Seit mehr als drei Wochen beschäftigt sich die sächsische Öffentlichkeit mit nichts intensiver als mit der angeblichen Verquickung von Politikern, Justiz- und Polizeibeamten mit dem kriminellen Milieu. Täglich werden weitere Details bekannt, die freilich kaum nachgeprüft werden können. Denn die mehr als 15.000 Aktenstücke, die der sächsische Geheimdienst über insgesamt fünf Fallkomplexe zusammengetragen hat, sind nach wie vor als geheim eingestuft. Auch Buttolo wollte sich deshalb nicht zu Details äußern, sprach aber von „schockierenden Erkenntnissen“.

„Eine Herausforderung an den Rechtsstaat“

Selbst die Staatsanwaltschaft Dresden, die sich mittlerweile mit der Angelegenheit beschäftigt, kennt die Unterlagen nicht im Detail. Bisher hält sie lediglich zusammenfassende Dossiers zu zwei der Fallkomplexe in Händen. Dies ist nach Ansicht Buttolos nötig, um die Quellen des sächsischen Geheimdienstes zu schützen. Über den Stand ihrer Ermittlungen gibt die Staatsanwaltschaft keine Auskunft.
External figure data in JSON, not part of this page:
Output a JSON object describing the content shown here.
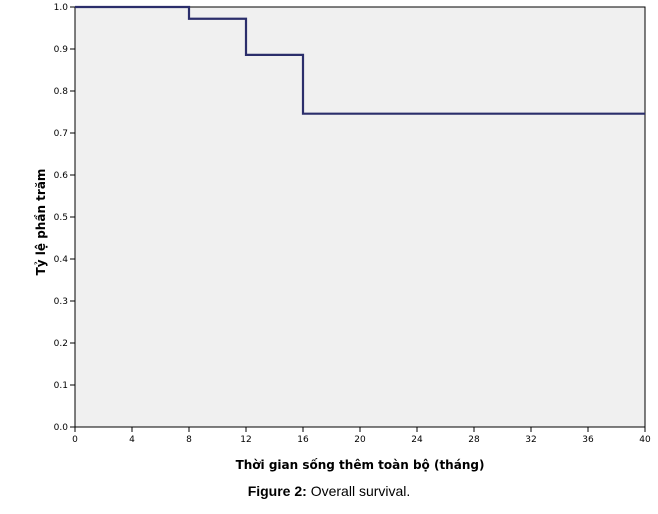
{
  "chart_data": {
    "type": "line",
    "step": true,
    "xlabel": "Thời gian sống thêm toàn bộ (tháng)",
    "ylabel": "Tỷ lệ phần trăm",
    "xlim": [
      0,
      40
    ],
    "ylim": [
      0.0,
      1.0
    ],
    "xticks": [
      "0",
      "4",
      "8",
      "12",
      "16",
      "20",
      "24",
      "28",
      "32",
      "36",
      "40"
    ],
    "yticks": [
      "0.0",
      "0.1",
      "0.2",
      "0.3",
      "0.4",
      "0.5",
      "0.6",
      "0.7",
      "0.8",
      "0.9",
      "1.0"
    ],
    "grid": false,
    "series": [
      {
        "x": [
          0,
          8,
          12,
          16,
          40
        ],
        "y": [
          1.0,
          0.972,
          0.886,
          0.746,
          0.746
        ]
      }
    ],
    "colors": {
      "plot_background": "#f0f0f0",
      "line": "#2b2e6b"
    }
  },
  "caption": {
    "label": "Figure 2:",
    "text": "Overall survival."
  }
}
So stochert die Öffentlichkeit noch immer weitgehend im Nebel. Zugleich aber stellen jene, die die Akten kennen, immer wieder die besondere Dramatik heraus. „Ich sehe in dem, was ich gelesen habe, eine Herausforderung an den freiheitlichen Rechtsstaat und seine Institutionen. Die Bewältigung der Affäre ist zugleich eine Bewährungsprobe rechtsstaatlicher Mechanismen im Freistaat Sachsen“, sagt der CDU-Abgeordnete Frank Kupfer.

Vorwürfe bis hin zum Mord

PDS-Mann André Hahn, der wie Kupfer Mitglied der Parlamentarischen Kontrollkommission (PKK) ist, wählt geschickt einen Umweg, um trotz Geheimhaltungspflicht doch wenigstens Grundzüge über die im Raum stehenden Strafvorwürfe bekanntgeben zu können. Er referiert und bestätigt bisherige Presseveröffentlichungen: „Es geht um Amtsmissbrauch und Bestechlichkeit, um Rechtsbeugung und Geheimnisverrat, um Strafvereitelung im Amt, um Sexual- und Drogendelikte, um Immobilienschiebereien sowie um schwere Körperverletzung bis hin zum Mord.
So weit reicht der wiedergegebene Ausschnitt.